2.      Kepastian mengenai tanah, batas-batas tanah, panjang dan lebar tanah atau disebut dengan kepastian hukum mengenai obyek tanah.
                  Karena itulah data-data yang disimpan di Kantor Agraria baik tentang subyek maupun obyek hak atas tanah disusun sedemikian rupanya agar dikemudian hari dapat memudahkan siapa pun yang ingin melihat data-data tersebut, apakah itu dalam rangka memperlancar setiap peralihan hak atas tanah maupun dalam rangka pelaksanaan pembangunan oleh pemerintah.

e.      Kekuatan Pembuktian Sertifikat.
                  Menurut ketentuan yang tercantum dalam Pasal 32 ayat (1) Peraturan Pemerintah Nomor 24 Tahun 1997 yang berbunyi “Sertifikat merupakan surat tanda bukti yang berlaku sebagai alat pembuktian yang kuat mengenai data fisik dan data yuridis yang termuat di dalamnya, sepanjang data fisik dan data yuridis tersebut sesuai dengan data yang ada dalam surat ukur dan buku tanah yang bersangkutan”. Ketentuan tersebut mengandung arti bahwa selama tidak dapat dibuktikan sebaliknya, maka data fisik dan data yuridis yang tercantum di dalam sertifikat tersebut harus diterima sebagai data yang benar. Ketentuan dalam Peraturan Pemerintah Nomor Nomor 24 Tahun 1997 tersebut merupakan bagian dari jaminan kepastian hukum yang diberikan oleh pemerintah.
                                                      Seperti yang telah dijelaskan di atas, bahwa sertifikat hak atas tanah merupakan alat bukti yang kuat dalam pemilikan hak atas tanah seorang atau badan hukum, maka pada bagian ini akan dijelaskan mengenai hal apa saja yang dapat dibuktikan dalam sertifikat tersebut.
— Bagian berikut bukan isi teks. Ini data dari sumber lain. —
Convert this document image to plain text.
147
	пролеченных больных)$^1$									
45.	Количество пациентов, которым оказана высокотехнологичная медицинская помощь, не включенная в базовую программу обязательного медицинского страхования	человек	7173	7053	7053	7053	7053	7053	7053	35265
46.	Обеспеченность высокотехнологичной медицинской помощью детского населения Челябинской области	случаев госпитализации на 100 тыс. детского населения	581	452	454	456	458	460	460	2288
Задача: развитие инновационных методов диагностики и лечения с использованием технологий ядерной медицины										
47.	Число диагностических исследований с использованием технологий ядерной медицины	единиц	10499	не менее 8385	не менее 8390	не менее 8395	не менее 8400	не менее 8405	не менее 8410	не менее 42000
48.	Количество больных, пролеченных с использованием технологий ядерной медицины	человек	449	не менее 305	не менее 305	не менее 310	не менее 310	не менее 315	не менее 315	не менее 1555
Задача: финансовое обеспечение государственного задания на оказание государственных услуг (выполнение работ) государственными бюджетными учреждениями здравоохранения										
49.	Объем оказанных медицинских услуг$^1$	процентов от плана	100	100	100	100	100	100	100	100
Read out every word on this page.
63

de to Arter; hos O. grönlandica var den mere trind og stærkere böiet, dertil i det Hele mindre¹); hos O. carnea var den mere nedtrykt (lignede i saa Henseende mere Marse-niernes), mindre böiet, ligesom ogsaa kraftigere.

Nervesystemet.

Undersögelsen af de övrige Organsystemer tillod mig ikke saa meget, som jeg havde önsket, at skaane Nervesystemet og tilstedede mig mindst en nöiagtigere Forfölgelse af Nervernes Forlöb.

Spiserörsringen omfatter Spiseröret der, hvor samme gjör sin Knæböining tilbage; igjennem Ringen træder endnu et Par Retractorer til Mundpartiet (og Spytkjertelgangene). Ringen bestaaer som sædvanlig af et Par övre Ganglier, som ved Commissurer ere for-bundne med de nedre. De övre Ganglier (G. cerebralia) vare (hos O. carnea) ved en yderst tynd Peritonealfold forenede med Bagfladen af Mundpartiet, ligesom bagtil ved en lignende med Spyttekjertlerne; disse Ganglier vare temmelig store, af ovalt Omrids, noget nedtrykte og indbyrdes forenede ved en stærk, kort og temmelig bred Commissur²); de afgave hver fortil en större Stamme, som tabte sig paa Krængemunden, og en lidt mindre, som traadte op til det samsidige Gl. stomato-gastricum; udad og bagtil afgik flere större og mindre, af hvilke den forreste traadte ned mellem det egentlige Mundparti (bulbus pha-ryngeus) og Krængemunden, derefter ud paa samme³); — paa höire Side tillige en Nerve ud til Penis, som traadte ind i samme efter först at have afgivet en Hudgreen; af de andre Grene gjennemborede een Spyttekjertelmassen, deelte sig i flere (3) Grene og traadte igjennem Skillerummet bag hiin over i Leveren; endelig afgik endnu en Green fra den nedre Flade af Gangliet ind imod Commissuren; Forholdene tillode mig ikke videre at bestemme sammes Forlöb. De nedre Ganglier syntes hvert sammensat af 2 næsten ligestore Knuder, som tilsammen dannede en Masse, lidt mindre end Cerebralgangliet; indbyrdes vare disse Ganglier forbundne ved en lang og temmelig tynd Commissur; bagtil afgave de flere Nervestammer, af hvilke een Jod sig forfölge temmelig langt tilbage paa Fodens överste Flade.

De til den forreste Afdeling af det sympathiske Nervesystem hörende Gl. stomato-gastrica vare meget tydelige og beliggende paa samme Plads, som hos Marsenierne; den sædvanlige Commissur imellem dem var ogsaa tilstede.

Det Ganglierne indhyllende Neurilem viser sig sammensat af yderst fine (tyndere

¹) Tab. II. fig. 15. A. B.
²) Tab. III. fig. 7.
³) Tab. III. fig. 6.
Menurut hal-hal yang dapat dibuktikan dalam sertifikat hak atas tanah adalah sebagai berikut:
1.   Jenis hak atas tanah
      Dari sertifikat dapat diketahui, apakah tanah tertentu yang disebut di dalamnya berstatus hak milik, hak guna usaha, hak guna bangunan, hak pakai atau hak pengelolaan.
      Dan berapa lama hak itu diberikan serta kapan berakhirnya. Sertifikat dikeluarkan hanya untuk tanah-tanah yang berstatus sebagai hak milik, hak guna usaha, hak guna bangunan, hak pakai atau hak pengelolaan yang sampai saat ini oleh peraturan perundang-undangan wajib didaftarkan dan dikeluarkan sertifikatnya. Kita mengetahui jenis hak itu karena ditulis di sampul dalam sertifikat  dan di kolom pertama bagian atas dari buku tanah.
2.   Pemegang hak
      Nama pemegang hak dapat dibaca dalam kolom kedua di atas buku tanah. Disitu tertulis nama pemegang hak. Kalau pemegang hak berganti karena menjual tanah itu kepada orang lain, maka nama pemegang hak yang terdahulu dicoret oleh pejabat yang berwenang, dan dalam kolom pencatatan peralihan hak ditulis nama orang yang membeli tanah tersebut sebagai pemegang hak baru. Apabila pemegang hak tersebut meninggal dunia, maka nama pemegang hak atas tanah tersebut diganti dengan nama ahli warisnya. Bagaima kalau sudah terjadi jual beli, tetapi belum didaftarkan, sehingga sebagai pemegang hak masih tercatat pemegang hak yang lama. Pasal 23 Peraturan Pemerintah Nomor 24 Tahun 1997 mengandung perintah untuk segera mendaftarkan perbuatan jual beli tersebut. Bila pendaftaran itu dilalaikan, sanksi yang tegas memang tidak ada. Tetapi dalam praktiknya, hal tersebut dapat merugikan pihak pembeli. Apabila sertifikat itu karena sesuatu sebab jatuh ke tangan si penjual atau ia berhasil memperoleh sertifikat pengganti, maka ia dapat menjual tanah itiu kepada orang lain, maka terjadilah kesulitan bagi si pembeli. Orang yang melakukan tindakan karena keterangan-keterangan yang tercantum dalam sertifikat dan ternyata ia beritikad baik, maka ia akan mendapat perlindungan hukum, sehingga si pembeli yang demikian akan kuat posisinya dalam sengketa. Sebaliknya si pembeli yang lalai sangat lemah posisinya dalam suatu sengketa.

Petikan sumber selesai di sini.